PIT 20 — What Matters Most

Nadira tengah merebahkan diri dan membaca buku saat Arsen tergesa kembali ke kamar mereka. Dengan langkah perlahan dan senyum mengembang sempurna, Arsen mendekati Nadira yang tampaknya masih fokus dengan buku yang dibacanya.

Satu, dua, tiga langkah. Arsen berdiri tepat di tepi kasur, menunduk lalu menggelitik Nadira hingga perempuan itu berbalik dan tertawa geli.

"Kok belum tidur?" tanya Arsen setelah Nadira berhasil meredakan tawanya.

"Iya, nanggung, tadi lagi baca buku sambil nunggu Mas selesai." Nadira menunjukkan buku yang dibacanya pada Arsen lalu meletakkannya di atas nakas.

"Mas udah selesai?" tanyanya lagi seraya membenarkan posisi tubuhnya menjadi duduk bersandar. Arsen mengangguk lalu merebahkan kepalanya di atas kedua paha Nadira.

Satu tangannya yang kosong ia gunakan untuk mengusap-usap kening Arsen pelan. Jelas sekali bahwa prianya itu kelelahan. Kadangkala, Nadira bertanya-tanya, beban seberat apa yang dipikul Arsen sampai saat tertidur pun, keningnya tampak mengerut dalam.

Atau juga, pernah di suatu malam, Arsen terbangun dan duduk di sofa, termenung lama. Entah apa yang dipikirkannya saat itu, tapi Nadira yakin bahwa seorang Arsen tengah memikul tanggung jawab dan sesuatu beban yang sangat berat. Hanya saja, Nadira tak tahu hal yang mengganjal pikiran suaminya.

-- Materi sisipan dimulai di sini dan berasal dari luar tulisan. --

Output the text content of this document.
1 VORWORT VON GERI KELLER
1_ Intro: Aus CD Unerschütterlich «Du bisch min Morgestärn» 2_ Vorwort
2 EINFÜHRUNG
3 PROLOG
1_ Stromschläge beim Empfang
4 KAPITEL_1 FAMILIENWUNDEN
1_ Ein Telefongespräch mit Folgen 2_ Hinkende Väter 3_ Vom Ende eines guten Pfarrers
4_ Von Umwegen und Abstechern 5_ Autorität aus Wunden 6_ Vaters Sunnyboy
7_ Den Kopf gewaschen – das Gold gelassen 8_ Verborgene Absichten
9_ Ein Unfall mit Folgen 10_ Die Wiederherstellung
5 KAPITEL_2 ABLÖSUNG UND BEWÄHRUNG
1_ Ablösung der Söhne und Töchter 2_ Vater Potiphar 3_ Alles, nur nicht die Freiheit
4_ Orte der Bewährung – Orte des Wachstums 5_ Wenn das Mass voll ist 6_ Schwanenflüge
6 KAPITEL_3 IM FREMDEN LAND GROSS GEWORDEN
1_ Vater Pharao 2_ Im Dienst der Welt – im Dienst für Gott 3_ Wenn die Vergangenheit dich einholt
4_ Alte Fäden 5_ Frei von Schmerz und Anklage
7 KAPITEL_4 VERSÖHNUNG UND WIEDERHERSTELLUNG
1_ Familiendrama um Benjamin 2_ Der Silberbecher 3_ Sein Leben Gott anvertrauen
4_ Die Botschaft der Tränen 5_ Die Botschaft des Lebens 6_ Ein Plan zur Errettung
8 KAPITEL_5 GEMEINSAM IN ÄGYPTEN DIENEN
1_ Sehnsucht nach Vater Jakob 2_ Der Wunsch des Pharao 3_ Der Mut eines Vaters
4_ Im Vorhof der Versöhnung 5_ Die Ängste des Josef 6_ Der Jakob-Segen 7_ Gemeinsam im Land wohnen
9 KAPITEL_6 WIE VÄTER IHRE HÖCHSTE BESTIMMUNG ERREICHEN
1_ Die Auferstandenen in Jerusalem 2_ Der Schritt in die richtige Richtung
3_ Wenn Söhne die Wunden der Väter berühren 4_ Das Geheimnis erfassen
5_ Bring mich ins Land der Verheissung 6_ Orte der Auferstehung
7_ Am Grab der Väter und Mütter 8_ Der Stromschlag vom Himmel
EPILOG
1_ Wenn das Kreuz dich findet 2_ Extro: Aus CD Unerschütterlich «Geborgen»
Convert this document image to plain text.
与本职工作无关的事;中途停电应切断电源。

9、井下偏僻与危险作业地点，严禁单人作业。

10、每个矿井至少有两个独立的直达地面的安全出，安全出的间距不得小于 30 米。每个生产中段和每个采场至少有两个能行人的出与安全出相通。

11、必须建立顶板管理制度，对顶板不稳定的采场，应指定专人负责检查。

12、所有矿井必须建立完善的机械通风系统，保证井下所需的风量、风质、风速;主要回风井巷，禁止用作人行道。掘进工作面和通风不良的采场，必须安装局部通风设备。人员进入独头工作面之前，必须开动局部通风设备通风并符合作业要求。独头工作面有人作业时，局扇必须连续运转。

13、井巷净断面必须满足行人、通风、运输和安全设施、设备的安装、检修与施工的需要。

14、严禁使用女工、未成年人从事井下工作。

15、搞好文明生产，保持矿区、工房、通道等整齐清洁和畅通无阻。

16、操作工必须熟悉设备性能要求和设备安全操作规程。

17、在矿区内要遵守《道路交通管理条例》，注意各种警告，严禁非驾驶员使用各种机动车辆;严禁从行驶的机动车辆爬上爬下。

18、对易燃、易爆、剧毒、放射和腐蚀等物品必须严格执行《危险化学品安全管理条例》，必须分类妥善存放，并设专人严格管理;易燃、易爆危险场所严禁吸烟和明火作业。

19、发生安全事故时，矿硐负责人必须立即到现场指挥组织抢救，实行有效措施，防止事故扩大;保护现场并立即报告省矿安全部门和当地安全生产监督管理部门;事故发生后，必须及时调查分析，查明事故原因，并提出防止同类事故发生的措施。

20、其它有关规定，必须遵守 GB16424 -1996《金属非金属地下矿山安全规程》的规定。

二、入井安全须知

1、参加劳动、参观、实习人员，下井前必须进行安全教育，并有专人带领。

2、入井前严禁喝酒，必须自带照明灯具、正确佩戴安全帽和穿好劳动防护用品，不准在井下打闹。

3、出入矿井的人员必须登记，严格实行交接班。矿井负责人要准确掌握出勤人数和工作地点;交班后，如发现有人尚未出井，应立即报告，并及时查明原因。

Selama ini, banyak hal yang terjadi di antara mereka. Peristiwa-peristiwa yang menyesakkan dada hingga pergulatan emosi yang membakar jiwa keduanya. Mulai dari keterpaksaan hingga saling belajar untuk menerima.

"Sayang, aku rindu Kakek," ucap Arsen berikutnya. Nadira menghentikan usapannya, pria itu beralih menatap Nadira. Wajahnya sendu, di matanya terukir rindu. Dan Nadira tahu jelas kepada siapa rindu itu tertuju.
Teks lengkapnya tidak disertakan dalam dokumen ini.